WHAT DOES THIS MEAN?
- A lot of physical, intellectual and emotional effort is involved in a deal. It is absolutely normal to feast the deal and then go to earn a well-earned sleep for some hours…
- The day after, energy is often low, and in the first weeks, the VC starts to implement reporting channels and reporting tools. Not willing to destabilize the business, the first period is quite “hands-off”.
- The seller and eventually his management team, who are exhausted by the process, have somewhat lost direct contact from operations during the deal and must at the same time adjust to their new position and role.
- After some weeks/months, the VC sees the results follow a lower curve than the expected forecast. Meetings, tension follow. The first difficult time in a couple is a confidence-test. So no harsh decisions on first feelings are made, especially as the VC managers are not always sure of the origin of the problem.
- Time is lost, between 3 to 12 months on average, before dialogue and actions are aligned between VC and management.
- On a deal where the average exit is after 5 years, and where value must increase exponentially with the years, one year lost can signify 50% lost on final value.
THIS IS AVOIDABLE
OBJECTIVES OF THE CURE
- Avoid the post acquisition dip
- Inject positive energy in the partners and between the partners: create an ALLIANCE.
- Improve communication between the new investor and the management team.
- Prove the added value of the investors, their professional approach of a real partnership
- Improve operations.
- Help detect the quality of the management team, and inform the VC on possible / necessary improvements or changes.
- Set up effective and efficient reporting, useful for the management team and compliant with the demands of the VC.
- Secure the investment.
HOW IT WORKS
Services that Arrowstone can provide
1 – Executive Search or Interim Management:
From the start, it is clear the General Manager wants to quit at short/medium notice, or must be replaced. Or major top management & business development management functions must be filled in.
Arrowstone will prove a competitive business partner to help find qualified and over-performing managers, interim or permanent.

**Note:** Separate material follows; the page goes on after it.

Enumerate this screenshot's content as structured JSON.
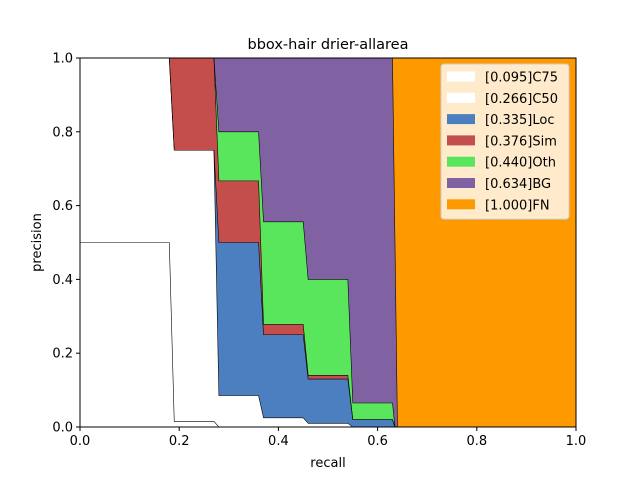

This manager will have an in-depth knowledge of the sector; will be an experienced general manager with real familiarity with SME or family-owned businesses, and also experience of the expectations and working of private equity. A real hands-on man with a strong strategic ability.
Arrowstone will provide effective “shadow management” and technical support to optimize success
2 – Coaching of the post-acquisition transition phase:
Top management is efficient and motivated to continue the project. This is an assumption that must prove right in the facts.
The acquisition is also often the result of the feeling of the seller having reached some of his limits, in management, sales, finance or other areas. But a feeling is not always conscious, and consciousness is not always acceptance…
Arrowstone therefore proposes to put in place a “coach” from day one.
The idea is to have an experienced coach with manager experience acting as “challenging partner” and “liaison officer”.
His involvement can be full-time or part-time.
3 -Providing quality Board Members :
Building a quality Board, Statutory or Advisory, is key to orient and support the Executive Management. Arrowstone has a broad expertise in providing the portfolio company with Non Executive Board Members with strong market experience, strategic insight and international contacts.
4 – Assesment of the Management Team
Arrowstone proposes also Assessments of the Management Team, based on state-of-the-art methods who assess the actual management level, the potential of the managers and the team dynamics.
THINK OUT-OF-THE BOX.
All the potential buyers in the sector or in the investment sector will be identified during the “management phase”.
But it could be that the company has an exceptional value for “out of scope” actors.
Arrowstone can help the VC assemble an “exit advisory board” helping you to brainstorm on and define alternative exit opportunities. Their contacts will help open doors and create trust with potential buyers.